Many retirees should take a close look at their estimated tax payments and determine if they need to adjust their last payment, due January 15, to avoid penalties.

Interest rates increased in 2022. A result is many people earned more interest income than in recent years. If you had a lot of money in taxable interest-earning accounts, your income could be substantially higher than last year and require higher estimated tax payments.

Mutual funds will be an unexpected source of higher income to many shareholders. Because of the strong returns the last few years, many funds held investments with significant capital gains.

As stock and bond prices declined in 2022, investors redeemed their fund shares. The funds had to sell some of those appreciated assets to pay the redemptions.

A consequence at some funds is that investors who didn’t redeem their shares will have net capital gains distributed to them. On fund shares held in taxable accounts, they’ll owe taxes on those distributions, though they received no cash and their fund shares are worth less than they were at the start of the year.

These investors also might need to increase their estimated tax payments to avoid penalties.

On the other hand, some people incurred losses on investments they sold from taxable accounts during 2022. These losses might reduce income taxes for the year. When you’re in that situation, you might want to reduce the final estimated tax payment for the year so you won’t have to wait to receive a refund of the overpaid taxes.

Taxpayers who are over age 70½, charitably inclined, and haven’t taken all of their required minimum distributions (RMDs) for the year should consider making charitable contributions from their traditional IRAs as qualified charitable distributions (QCDs).

When you make a QCD, the distribution from the traditional IRA isn’t included in your gross income but it counts toward your RMD for the year.

Other taxpayers might want to bunch several years of charitable gifts in one year to ensure they can deduct some of the contributions by itemizing expenses on their income tax returns. One way to bunch the contributions is to give them to a donor-advised fund.

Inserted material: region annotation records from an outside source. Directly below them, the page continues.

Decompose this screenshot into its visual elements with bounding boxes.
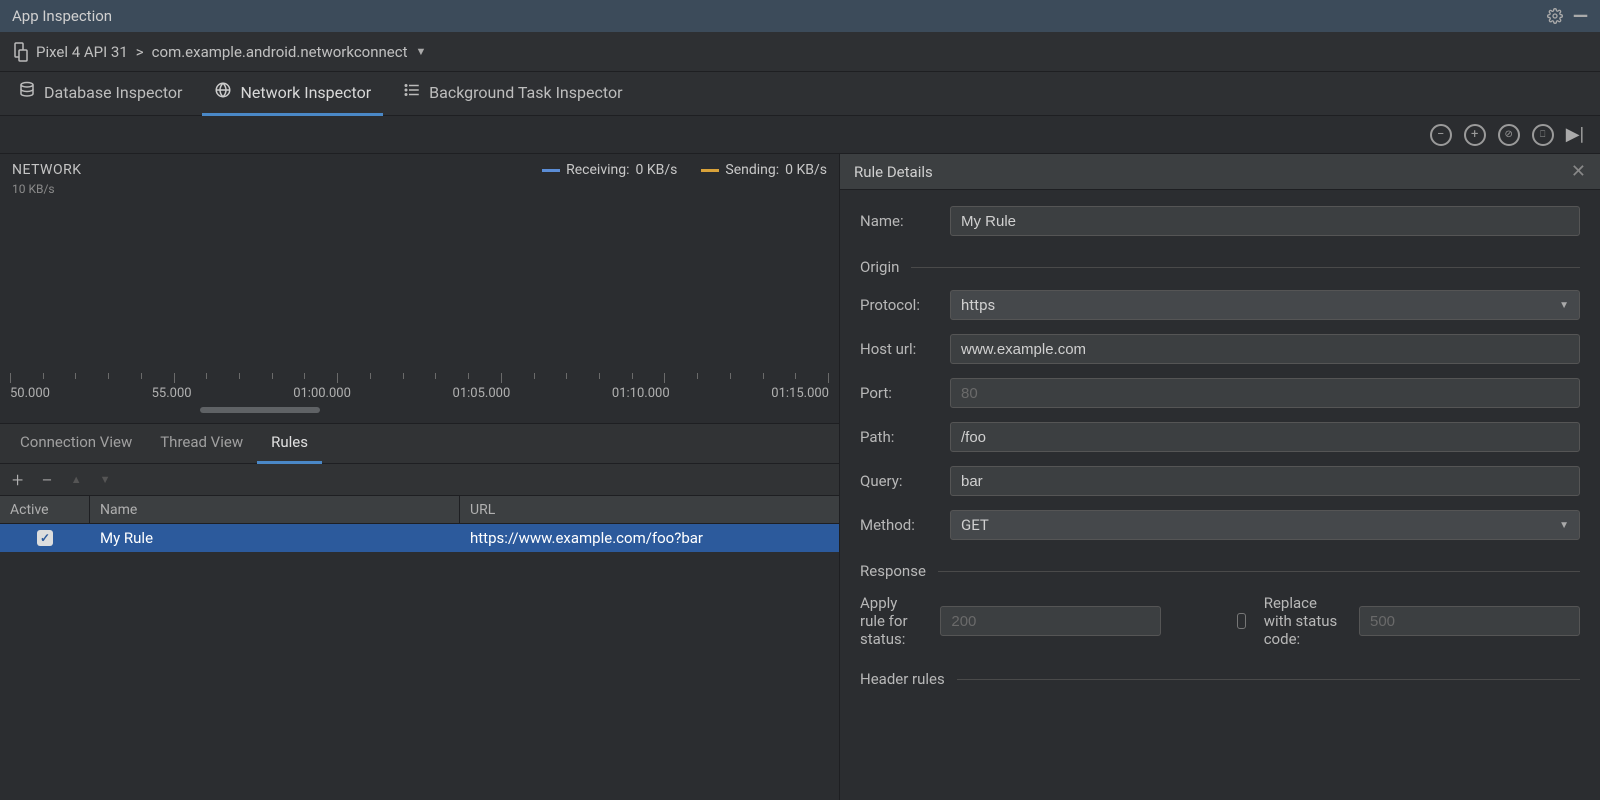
method-label: Method: <box>860 516 938 534</box>
zoom-in-icon[interactable]: + <box>1464 124 1486 146</box>
tab-label: Network Inspector <box>240 83 371 102</box>
titlebar: App Inspection — <box>0 0 1600 32</box>
inspector-tabs: Database Inspector Network Inspector Bac… <box>0 72 1600 116</box>
database-icon <box>18 81 36 103</box>
move-down-icon: ▼ <box>100 473 111 486</box>
divider <box>911 267 1580 268</box>
host-field[interactable] <box>950 334 1580 364</box>
close-icon[interactable]: ✕ <box>1571 161 1586 182</box>
graph-title: NETWORK <box>12 162 82 178</box>
swatch-blue <box>542 169 560 172</box>
y-axis-label: 10 KB/s <box>0 182 839 196</box>
move-up-icon: ▲ <box>71 473 82 486</box>
subtab-thread-view[interactable]: Thread View <box>146 424 257 464</box>
remove-rule-button[interactable]: − <box>41 468 52 492</box>
header-rules-section-header: Header rules <box>860 670 945 688</box>
time-axis[interactable]: 50.000 55.000 01:00.000 01:05.000 01:10.… <box>10 373 829 413</box>
method-select[interactable]: GET ▼ <box>950 510 1580 540</box>
reset-zoom-icon[interactable]: ⊘ <box>1498 124 1520 146</box>
query-label: Query: <box>860 472 938 490</box>
network-subtabs: Connection View Thread View Rules <box>0 424 839 464</box>
apply-status-label: Apply rule for status: <box>860 594 922 648</box>
tab-network-inspector[interactable]: Network Inspector <box>202 72 383 116</box>
path-field[interactable] <box>950 422 1580 452</box>
port-field[interactable] <box>950 378 1580 408</box>
device-name: Pixel 4 API 31 <box>36 43 128 61</box>
tab-background-task-inspector[interactable]: Background Task Inspector <box>391 72 634 116</box>
chevron-down-icon: ▼ <box>1559 300 1569 311</box>
replace-checkbox[interactable] <box>1237 613 1245 629</box>
device-icon <box>12 42 28 62</box>
subtab-rules[interactable]: Rules <box>257 424 322 464</box>
replace-status-label: Replace with status code: <box>1264 594 1341 648</box>
tick: 50.000 <box>10 386 50 401</box>
active-checkbox[interactable]: ✓ <box>37 530 53 546</box>
tab-database-inspector[interactable]: Database Inspector <box>6 72 194 116</box>
apply-status-field[interactable] <box>940 606 1161 636</box>
zoom-selection-icon[interactable]: ⎕ <box>1532 124 1554 146</box>
protocol-label: Protocol: <box>860 296 938 314</box>
rules-table: Active Name URL ✓ My Rule https://www.ex… <box>0 496 839 800</box>
globe-icon <box>214 81 232 103</box>
origin-section-header: Origin <box>860 258 899 276</box>
col-header-name[interactable]: Name <box>90 496 460 523</box>
chevron-down-icon: ▼ <box>1559 520 1569 531</box>
divider <box>938 571 1580 572</box>
package-name: com.example.android.networkconnect <box>152 43 408 61</box>
breadcrumb-separator: > <box>136 43 144 61</box>
divider <box>957 679 1580 680</box>
swatch-orange <box>701 169 719 172</box>
port-label: Port: <box>860 384 938 402</box>
cell-url: https://www.example.com/foo?bar <box>460 529 839 547</box>
details-title: Rule Details <box>854 163 933 181</box>
minimize-icon[interactable]: — <box>1573 4 1588 28</box>
protocol-select[interactable]: https ▼ <box>950 290 1580 320</box>
chevron-down-icon[interactable]: ▼ <box>416 45 427 58</box>
list-icon <box>403 81 421 103</box>
query-field[interactable] <box>950 466 1580 496</box>
tick: 01:05.000 <box>453 386 511 401</box>
add-rule-button[interactable]: + <box>12 468 23 492</box>
name-label: Name: <box>860 212 938 230</box>
panel-title: App Inspection <box>12 7 112 25</box>
details-header: Rule Details ✕ <box>840 154 1600 190</box>
gear-icon[interactable] <box>1547 8 1563 24</box>
col-header-url[interactable]: URL <box>460 496 839 523</box>
legend-sending: Sending: 0 KB/s <box>701 162 827 178</box>
name-field[interactable] <box>950 206 1580 236</box>
tick: 01:10.000 <box>612 386 670 401</box>
table-row[interactable]: ✓ My Rule https://www.example.com/foo?ba… <box>0 524 839 552</box>
rules-toolbar: + − ▲ ▼ <box>0 464 839 496</box>
tick: 01:00.000 <box>293 386 351 401</box>
breadcrumb[interactable]: Pixel 4 API 31 > com.example.android.net… <box>0 32 1600 72</box>
host-label: Host url: <box>860 340 938 358</box>
replace-status-field[interactable] <box>1359 606 1580 636</box>
path-label: Path: <box>860 428 938 446</box>
timeline-toolbar: − + ⊘ ⎕ ▶| <box>0 116 1600 154</box>
legend-receiving: Receiving: 0 KB/s <box>542 162 677 178</box>
tick: 55.000 <box>152 386 192 401</box>
response-section-header: Response <box>860 562 926 580</box>
zoom-out-icon[interactable]: − <box>1430 124 1452 146</box>
go-to-live-icon[interactable]: ▶| <box>1566 124 1584 145</box>
tick: 01:15.000 <box>771 386 829 401</box>
network-graph: NETWORK Receiving: 0 KB/s Sending: 0 KB/… <box>0 154 839 424</box>
col-header-active[interactable]: Active <box>0 496 90 523</box>
cell-name: My Rule <box>90 529 460 547</box>
tab-label: Background Task Inspector <box>429 83 622 102</box>
timeline-scrollbar-thumb[interactable] <box>200 407 320 413</box>
subtab-connection-view[interactable]: Connection View <box>6 424 146 464</box>
tab-label: Database Inspector <box>44 83 182 102</box>
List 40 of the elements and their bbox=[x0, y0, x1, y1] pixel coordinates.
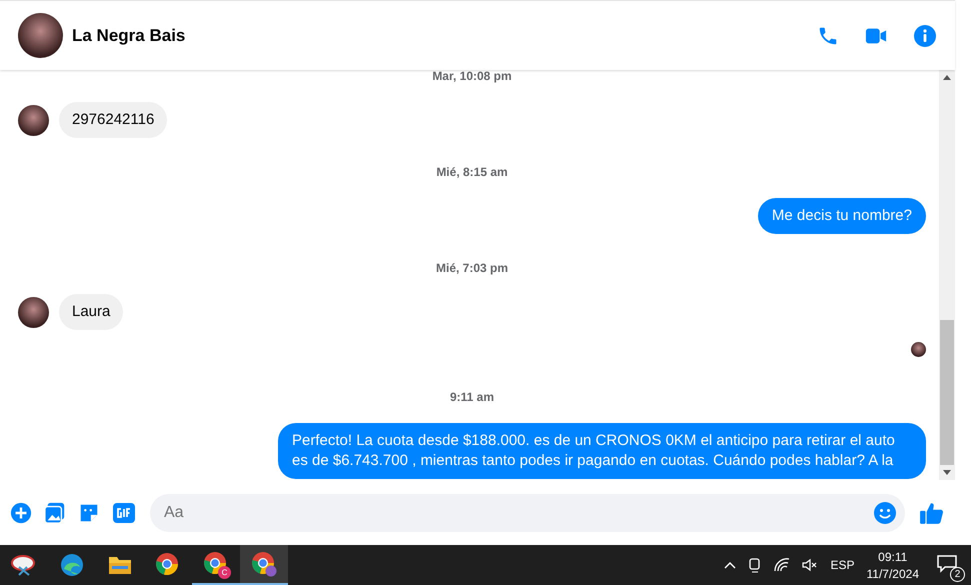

A third year-end charitable strategy is to contribute appreciated investment property from a taxable account to a charity. The entire fair market value of the investment on the date of the gift qualifies for a charitable contribution deduction, and the appreciation that occurred while you owned the property isn’t taxed to you.

Another strategy for people who haven’t taken their RMDs for the year is to take the RMDs by distributing shares of stock or mutual funds that declined in value during the year.

You don’t have to take an RMD in cash. Property can be distributed from the traditional IRA in what is known as an in-kind distribution.

The value of the shares on the date of the distribution counts toward your RMD and is included in your gross income.

That value also is the tax basis of the shares in your taxable account. That way, the future appreciation as the shares recover from the bear market is out of the traditional IRA and when you sell the shares will be taxed at capital gains rates instead of ordinary income rates.